The thermal conditions restrict the communication time interval between the spacecraft and ground antenna on the Earth, so we need to be smart when planning the science operation and data downlink.

Space missions are always high-risk enterprises with feats that have never been attempted before. What do you consider the most critical phase of the mission that lies ahead?

Fujimoto:

The Mercury Magnetospheric Orbiter (MMO), built by ISAS.

Orbit insertion is always a heart-beating event. Once an orbiter mission is in orbit, you would normally hope that nothing very drastic would happen. However, in the case of MIO orbiting Mercury, the harsh thermal conditions mean that the science observations and data downlink need to be planned very carefully and continuously throughout the mission. Sometimes, most of the instruments will need to be turned-off and only the transponder left operating in order to stay within a safe temperature range. Communication time is also limited, so not all the data that has been obtained and stored in the instrument memory will be allowed to reach Earth. It is only through very careful planning that the precious data from this minimally explored planet will be available in our hands.

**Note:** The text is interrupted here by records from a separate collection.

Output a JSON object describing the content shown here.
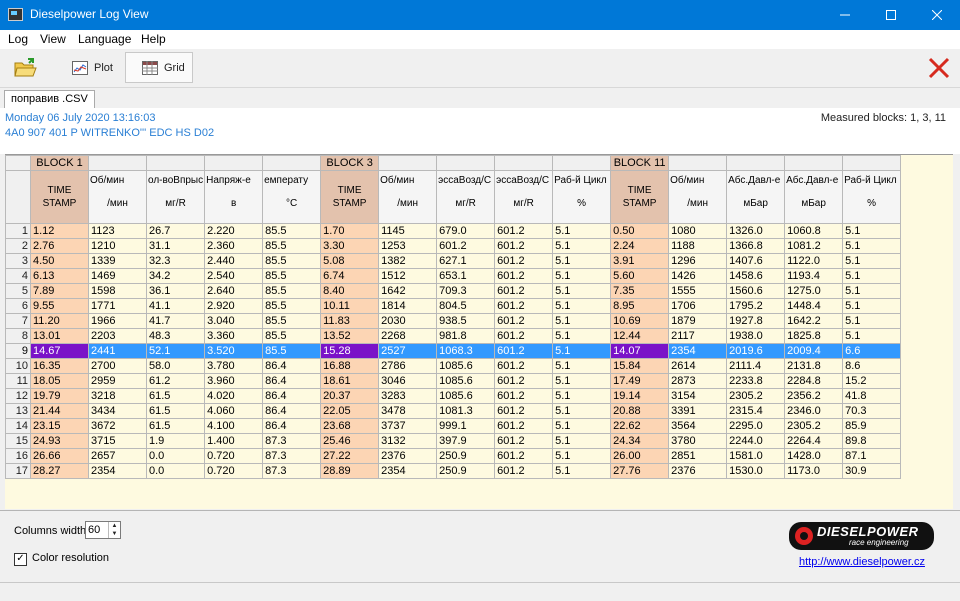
{
  "window": {
    "title": "Dieselpower Log View"
  },
  "menu": [
    "Log",
    "View",
    "Language",
    "Help"
  ],
  "toolbar": {
    "plot_label": "Plot",
    "grid_label": "Grid"
  },
  "file_tab": "поправив .CSV",
  "info": {
    "date": "Monday 06 July 2020 13:16:03",
    "ecu": "4A0 907 401 P  WITRENKO'''   EDC  HS D02",
    "measured_blocks": "Measured blocks: 1, 3, 11"
  },
  "blocks": [
    "BLOCK 1",
    "BLOCK 3",
    "BLOCK 11"
  ],
  "columns": [
    {
      "name": "TIME\nSTAMP",
      "unit": "",
      "ts": true
    },
    {
      "name": "Об/мин",
      "unit": "/мин"
    },
    {
      "name": "ол-воВпрыс",
      "unit": "мг/R"
    },
    {
      "name": "Напряж-е",
      "unit": "в"
    },
    {
      "name": "емперату",
      "unit": "°C"
    },
    {
      "name": "TIME\nSTAMP",
      "unit": "",
      "ts": true
    },
    {
      "name": "Об/мин",
      "unit": "/мин"
    },
    {
      "name": "эссаВозд/С",
      "unit": "мг/R"
    },
    {
      "name": "эссаВозд/С",
      "unit": "мг/R"
    },
    {
      "name": "Раб-й Цикл",
      "unit": "%"
    },
    {
      "name": "TIME\nSTAMP",
      "unit": "",
      "ts": true
    },
    {
      "name": "Об/мин",
      "unit": "/мин"
    },
    {
      "name": "Абс.Давл-е",
      "unit": "мБар"
    },
    {
      "name": "Абс.Давл-е",
      "unit": "мБар"
    },
    {
      "name": "Раб-й Цикл",
      "unit": "%"
    }
  ],
  "rows": [
    [
      "1.12",
      "1123",
      "26.7",
      "2.220",
      "85.5",
      "1.70",
      "1145",
      "679.0",
      "601.2",
      "5.1",
      "0.50",
      "1080",
      "1326.0",
      "1060.8",
      "5.1"
    ],
    [
      "2.76",
      "1210",
      "31.1",
      "2.360",
      "85.5",
      "3.30",
      "1253",
      "601.2",
      "601.2",
      "5.1",
      "2.24",
      "1188",
      "1366.8",
      "1081.2",
      "5.1"
    ],
    [
      "4.50",
      "1339",
      "32.3",
      "2.440",
      "85.5",
      "5.08",
      "1382",
      "627.1",
      "601.2",
      "5.1",
      "3.91",
      "1296",
      "1407.6",
      "1122.0",
      "5.1"
    ],
    [
      "6.13",
      "1469",
      "34.2",
      "2.540",
      "85.5",
      "6.74",
      "1512",
      "653.1",
      "601.2",
      "5.1",
      "5.60",
      "1426",
      "1458.6",
      "1193.4",
      "5.1"
    ],
    [
      "7.89",
      "1598",
      "36.1",
      "2.640",
      "85.5",
      "8.40",
      "1642",
      "709.3",
      "601.2",
      "5.1",
      "7.35",
      "1555",
      "1560.6",
      "1275.0",
      "5.1"
    ],
    [
      "9.55",
      "1771",
      "41.1",
      "2.920",
      "85.5",
      "10.11",
      "1814",
      "804.5",
      "601.2",
      "5.1",
      "8.95",
      "1706",
      "1795.2",
      "1448.4",
      "5.1"
    ],
    [
      "11.20",
      "1966",
      "41.7",
      "3.040",
      "85.5",
      "11.83",
      "2030",
      "938.5",
      "601.2",
      "5.1",
      "10.69",
      "1879",
      "1927.8",
      "1642.2",
      "5.1"
    ],
    [
      "13.01",
      "2203",
      "48.3",
      "3.360",
      "85.5",
      "13.52",
      "2268",
      "981.8",
      "601.2",
      "5.1",
      "12.44",
      "2117",
      "1938.0",
      "1825.8",
      "5.1"
    ],
    [
      "14.67",
      "2441",
      "52.1",
      "3.520",
      "85.5",
      "15.28",
      "2527",
      "1068.3",
      "601.2",
      "5.1",
      "14.07",
      "2354",
      "2019.6",
      "2009.4",
      "6.6"
    ],
    [
      "16.35",
      "2700",
      "58.0",
      "3.780",
      "86.4",
      "16.88",
      "2786",
      "1085.6",
      "601.2",
      "5.1",
      "15.84",
      "2614",
      "2111.4",
      "2131.8",
      "8.6"
    ],
    [
      "18.05",
      "2959",
      "61.2",
      "3.960",
      "86.4",
      "18.61",
      "3046",
      "1085.6",
      "601.2",
      "5.1",
      "17.49",
      "2873",
      "2233.8",
      "2284.8",
      "15.2"
    ],
    [
      "19.79",
      "3218",
      "61.5",
      "4.020",
      "86.4",
      "20.37",
      "3283",
      "1085.6",
      "601.2",
      "5.1",
      "19.14",
      "3154",
      "2305.2",
      "2356.2",
      "41.8"
    ],
    [
      "21.44",
      "3434",
      "61.5",
      "4.060",
      "86.4",
      "22.05",
      "3478",
      "1081.3",
      "601.2",
      "5.1",
      "20.88",
      "3391",
      "2315.4",
      "2346.0",
      "70.3"
    ],
    [
      "23.15",
      "3672",
      "61.5",
      "4.100",
      "86.4",
      "23.68",
      "3737",
      "999.1",
      "601.2",
      "5.1",
      "22.62",
      "3564",
      "2295.0",
      "2305.2",
      "85.9"
    ],
    [
      "24.93",
      "3715",
      "1.9",
      "1.400",
      "87.3",
      "25.46",
      "3132",
      "397.9",
      "601.2",
      "5.1",
      "24.34",
      "3780",
      "2244.0",
      "2264.4",
      "89.8"
    ],
    [
      "26.66",
      "2657",
      "0.0",
      "0.720",
      "87.3",
      "27.22",
      "2376",
      "250.9",
      "601.2",
      "5.1",
      "26.00",
      "2851",
      "1581.0",
      "1428.0",
      "87.1"
    ],
    [
      "28.27",
      "2354",
      "0.0",
      "0.720",
      "87.3",
      "28.89",
      "2354",
      "250.9",
      "601.2",
      "5.1",
      "27.76",
      "2376",
      "1530.0",
      "1173.0",
      "30.9"
    ]
  ],
  "selected_row": 9,
  "bottom": {
    "columns_width_label": "Columns width:",
    "columns_width_value": "60",
    "color_resolution_label": "Color resolution",
    "color_resolution_checked": true,
    "logo_text": "DIESELPOWER",
    "logo_sub": "race engineering",
    "link": "http://www.dieselpower.cz"
  },
  "colors": {
    "titlebar": "#0078d7",
    "timestamp_cell": "#fcd5b4",
    "block_header": "#e3c2ad",
    "selection": "#3399ff",
    "selected_timestamp": "#7a12c8",
    "grid_bg": "#fefae0",
    "info_text": "#2a7fd4"
  },
  "icons": [
    "app-icon",
    "open-folder-icon",
    "plot-icon",
    "grid-icon",
    "close-x-icon",
    "minimize-icon",
    "maximize-icon",
    "close-window-icon"
  ]
}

It may sound dumb not to send all the data that our lovely instruments obtain, after all the effort in desigining, fabricating, sending and carefully operating them. We have to live with this and  be careful enough to grab the most critical data at the expense of less important. It’s life, you can’t always get what you want.

What are the challenges and advantages of the collaboration between ESA and JAXA?

Fujimoto:

People sometimes ask if the launch delay for BepiColombo was painful. My answer has been that BepiColombo is the kind of mission that JAXA cannot afford alone and the patience to see this mission to Mercury launched has been very rewarding.

The network established through BepiColombo has led to JAXA participating in ESA JUICE, the Jupiter Icy Moon Exploration Mission. This is another mission at the cutting edge of today’s science questions that JAXA alone cannot fly.

Will data from MIO be available for public access?

Fujimoto:

Yes. JAXA cares about collaborating with our international partners and scientific colleagues and we follow the world standard in this regard, to make collaborations easy.

How long is the mission life of MIO?

Murakami:

One year of nominal observations is planned, followed by an addition year for the extended mission. The amount of propellant for attitude control will limit the mission life of MIO. In addition, based on the calculation for MIO’s orbit, she will finally crash onto Mercury’s surface about 3.5 years after orbit insertion.